This video is extraordinary. Not only because it's beautiful, but because it documents a future that is now gone forever. This is the first and only time you will ever see the space shuttle docked to the space station. Update: Video added!
While ground telescopes have captured the shuttle and the ISS together before—as tiny specks of light against the vastness of space or silhouettes against the Sun—these are the first video and images ever taken in first person from another spacecraft.
The detail is amazing. Obviously, they will remind you of Kubrick's 2001 approach to the station orbiting Earth. And while the ISS is smaller, these images are real. A unique perspective that nobody ever saw until now, according to NASA.

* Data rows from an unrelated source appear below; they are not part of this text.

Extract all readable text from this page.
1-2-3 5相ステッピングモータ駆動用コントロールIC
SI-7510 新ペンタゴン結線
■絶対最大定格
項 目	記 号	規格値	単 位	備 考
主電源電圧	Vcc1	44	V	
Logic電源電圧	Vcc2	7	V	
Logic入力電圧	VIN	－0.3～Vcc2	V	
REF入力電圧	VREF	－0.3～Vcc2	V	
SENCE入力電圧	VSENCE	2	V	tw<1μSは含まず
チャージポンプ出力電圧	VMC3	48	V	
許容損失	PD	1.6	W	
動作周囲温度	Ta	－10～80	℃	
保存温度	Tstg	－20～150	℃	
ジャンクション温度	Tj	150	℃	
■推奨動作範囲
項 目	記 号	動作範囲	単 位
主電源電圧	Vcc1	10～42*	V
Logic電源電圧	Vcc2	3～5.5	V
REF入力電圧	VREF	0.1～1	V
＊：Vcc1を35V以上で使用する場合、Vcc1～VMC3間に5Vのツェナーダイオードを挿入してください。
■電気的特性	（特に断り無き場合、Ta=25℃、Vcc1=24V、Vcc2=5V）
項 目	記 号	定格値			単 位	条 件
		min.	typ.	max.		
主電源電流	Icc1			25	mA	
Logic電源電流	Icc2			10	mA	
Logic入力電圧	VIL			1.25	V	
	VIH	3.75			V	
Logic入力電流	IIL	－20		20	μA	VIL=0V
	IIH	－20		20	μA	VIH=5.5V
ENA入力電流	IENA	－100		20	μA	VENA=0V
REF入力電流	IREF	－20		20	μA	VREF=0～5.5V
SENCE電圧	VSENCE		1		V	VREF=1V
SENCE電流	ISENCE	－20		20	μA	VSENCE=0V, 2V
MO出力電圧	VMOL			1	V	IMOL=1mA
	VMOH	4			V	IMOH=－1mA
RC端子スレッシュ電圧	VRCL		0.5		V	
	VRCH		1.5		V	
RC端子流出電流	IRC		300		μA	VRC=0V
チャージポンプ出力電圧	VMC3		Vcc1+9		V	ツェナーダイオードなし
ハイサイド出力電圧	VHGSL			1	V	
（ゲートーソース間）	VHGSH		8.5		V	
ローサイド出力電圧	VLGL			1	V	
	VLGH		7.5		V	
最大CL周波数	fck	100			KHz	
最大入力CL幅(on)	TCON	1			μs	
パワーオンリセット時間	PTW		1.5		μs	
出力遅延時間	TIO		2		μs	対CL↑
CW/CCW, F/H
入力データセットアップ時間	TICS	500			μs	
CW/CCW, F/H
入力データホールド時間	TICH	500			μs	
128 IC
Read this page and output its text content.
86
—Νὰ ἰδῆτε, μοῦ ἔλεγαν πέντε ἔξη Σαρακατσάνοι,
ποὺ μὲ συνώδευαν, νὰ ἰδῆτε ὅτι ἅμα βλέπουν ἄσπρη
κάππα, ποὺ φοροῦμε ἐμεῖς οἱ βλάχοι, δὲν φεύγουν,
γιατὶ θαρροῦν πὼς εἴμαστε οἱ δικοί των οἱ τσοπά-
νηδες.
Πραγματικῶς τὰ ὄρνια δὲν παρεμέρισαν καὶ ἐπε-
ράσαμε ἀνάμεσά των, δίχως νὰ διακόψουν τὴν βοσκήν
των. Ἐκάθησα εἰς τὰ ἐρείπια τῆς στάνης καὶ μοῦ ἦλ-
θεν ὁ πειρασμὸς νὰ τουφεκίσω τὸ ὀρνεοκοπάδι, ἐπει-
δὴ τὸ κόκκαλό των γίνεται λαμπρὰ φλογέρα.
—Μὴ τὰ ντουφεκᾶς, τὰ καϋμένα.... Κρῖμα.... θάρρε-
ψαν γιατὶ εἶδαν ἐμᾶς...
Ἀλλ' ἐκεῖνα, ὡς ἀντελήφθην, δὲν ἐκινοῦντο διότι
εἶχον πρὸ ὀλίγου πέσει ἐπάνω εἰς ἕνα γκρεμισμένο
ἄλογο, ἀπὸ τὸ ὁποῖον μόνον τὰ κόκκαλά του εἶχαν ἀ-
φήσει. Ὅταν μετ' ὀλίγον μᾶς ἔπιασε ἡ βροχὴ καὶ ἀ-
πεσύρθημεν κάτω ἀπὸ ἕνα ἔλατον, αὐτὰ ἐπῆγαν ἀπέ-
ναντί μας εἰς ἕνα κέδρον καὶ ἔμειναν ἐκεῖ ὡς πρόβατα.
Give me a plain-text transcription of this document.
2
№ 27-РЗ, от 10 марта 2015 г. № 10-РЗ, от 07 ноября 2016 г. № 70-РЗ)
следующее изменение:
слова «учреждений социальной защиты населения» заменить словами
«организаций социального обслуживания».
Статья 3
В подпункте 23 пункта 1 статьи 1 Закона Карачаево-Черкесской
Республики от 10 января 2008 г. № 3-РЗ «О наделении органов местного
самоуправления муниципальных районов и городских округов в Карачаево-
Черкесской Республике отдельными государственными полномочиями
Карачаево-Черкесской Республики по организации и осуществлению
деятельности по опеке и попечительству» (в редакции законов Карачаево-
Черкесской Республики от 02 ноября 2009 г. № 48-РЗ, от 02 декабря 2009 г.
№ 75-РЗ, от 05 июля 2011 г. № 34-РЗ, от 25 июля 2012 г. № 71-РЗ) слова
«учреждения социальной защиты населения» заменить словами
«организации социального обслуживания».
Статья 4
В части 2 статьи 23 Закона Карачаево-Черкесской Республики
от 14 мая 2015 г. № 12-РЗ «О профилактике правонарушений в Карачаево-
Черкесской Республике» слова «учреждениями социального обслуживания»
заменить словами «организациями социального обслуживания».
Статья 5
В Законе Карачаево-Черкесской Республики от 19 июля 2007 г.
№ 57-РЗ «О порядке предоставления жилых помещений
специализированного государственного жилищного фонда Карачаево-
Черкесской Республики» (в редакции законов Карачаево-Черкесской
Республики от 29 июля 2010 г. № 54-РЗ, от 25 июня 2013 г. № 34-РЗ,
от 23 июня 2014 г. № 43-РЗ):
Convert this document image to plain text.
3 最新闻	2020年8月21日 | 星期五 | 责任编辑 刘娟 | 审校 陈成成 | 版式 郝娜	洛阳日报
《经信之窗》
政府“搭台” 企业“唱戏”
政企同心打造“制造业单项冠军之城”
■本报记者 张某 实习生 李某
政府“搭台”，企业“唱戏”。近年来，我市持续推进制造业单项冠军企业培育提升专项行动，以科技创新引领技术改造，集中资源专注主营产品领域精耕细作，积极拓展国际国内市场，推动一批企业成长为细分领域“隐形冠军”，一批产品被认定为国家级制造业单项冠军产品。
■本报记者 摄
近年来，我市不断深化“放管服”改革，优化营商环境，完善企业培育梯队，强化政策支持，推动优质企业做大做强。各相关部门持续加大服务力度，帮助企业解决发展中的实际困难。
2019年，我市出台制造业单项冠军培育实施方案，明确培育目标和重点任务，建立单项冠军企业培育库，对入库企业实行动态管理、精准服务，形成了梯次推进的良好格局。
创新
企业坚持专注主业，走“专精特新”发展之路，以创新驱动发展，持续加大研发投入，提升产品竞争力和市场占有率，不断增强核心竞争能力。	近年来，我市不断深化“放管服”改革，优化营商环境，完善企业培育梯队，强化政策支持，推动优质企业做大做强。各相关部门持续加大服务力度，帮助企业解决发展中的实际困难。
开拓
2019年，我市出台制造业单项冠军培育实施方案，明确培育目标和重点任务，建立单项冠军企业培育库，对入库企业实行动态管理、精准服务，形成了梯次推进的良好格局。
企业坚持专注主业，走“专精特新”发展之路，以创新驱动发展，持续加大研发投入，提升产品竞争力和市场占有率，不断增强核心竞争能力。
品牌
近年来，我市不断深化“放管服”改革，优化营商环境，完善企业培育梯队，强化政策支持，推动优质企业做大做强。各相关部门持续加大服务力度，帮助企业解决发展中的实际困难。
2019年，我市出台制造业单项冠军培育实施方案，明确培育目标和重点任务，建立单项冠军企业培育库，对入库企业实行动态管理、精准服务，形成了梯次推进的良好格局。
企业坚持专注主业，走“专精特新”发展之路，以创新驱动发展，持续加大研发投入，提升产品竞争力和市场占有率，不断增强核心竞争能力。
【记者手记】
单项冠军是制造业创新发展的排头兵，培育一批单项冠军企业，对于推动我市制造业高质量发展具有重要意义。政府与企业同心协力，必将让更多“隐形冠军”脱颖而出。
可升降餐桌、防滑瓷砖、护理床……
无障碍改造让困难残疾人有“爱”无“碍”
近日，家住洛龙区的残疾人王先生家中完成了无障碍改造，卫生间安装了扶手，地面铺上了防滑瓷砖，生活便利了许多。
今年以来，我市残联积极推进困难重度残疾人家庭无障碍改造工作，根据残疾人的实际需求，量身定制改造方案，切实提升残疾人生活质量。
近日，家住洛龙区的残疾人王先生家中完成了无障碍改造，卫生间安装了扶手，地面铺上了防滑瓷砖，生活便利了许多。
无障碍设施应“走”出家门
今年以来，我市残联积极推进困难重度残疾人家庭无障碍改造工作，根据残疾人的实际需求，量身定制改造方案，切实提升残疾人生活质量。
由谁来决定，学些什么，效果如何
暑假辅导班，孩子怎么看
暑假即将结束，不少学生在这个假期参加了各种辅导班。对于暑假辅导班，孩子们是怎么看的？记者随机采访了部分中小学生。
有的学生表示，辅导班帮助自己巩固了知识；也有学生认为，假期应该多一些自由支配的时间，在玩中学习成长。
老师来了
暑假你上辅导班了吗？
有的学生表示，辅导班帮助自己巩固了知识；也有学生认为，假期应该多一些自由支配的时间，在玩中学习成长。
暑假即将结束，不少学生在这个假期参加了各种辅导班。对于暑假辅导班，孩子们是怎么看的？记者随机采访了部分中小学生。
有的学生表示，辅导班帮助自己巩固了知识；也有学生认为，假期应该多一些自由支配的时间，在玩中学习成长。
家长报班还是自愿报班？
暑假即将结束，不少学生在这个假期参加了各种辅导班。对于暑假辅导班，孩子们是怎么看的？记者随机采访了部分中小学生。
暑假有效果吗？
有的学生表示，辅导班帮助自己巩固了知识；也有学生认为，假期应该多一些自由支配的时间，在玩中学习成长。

The video and photos were taken by ESA's astronaut Paolo Nespoli as his Soyuz TMA-20 was flying away from what was his home for 159 days.
Flying at 220 miles above the surface of Earth, Paolo and his colleagues from Expedition 27—cosmonaut Dmitry Kondratyev and my adored Cady Coleman—were witness to this extraordinary opportunity that nobody would have ever again: This is the penultimate time any ship from the space shuttle fleet is going to be docked there, but no Soyuz departures are scheduled for the time Atlantis is going to be there (for the last time. Single tear).
I wonder what was in their heads as they departed. Perhaps Cady had Strauss in her mind, but maybe it was the third movement of Debussy's suite bergamasque. It kind of fits the sadness of the goodbye, knowing that this magnificent view was going to be gone forever. [ESA via NASA Goddard—Thanks Rebecca!]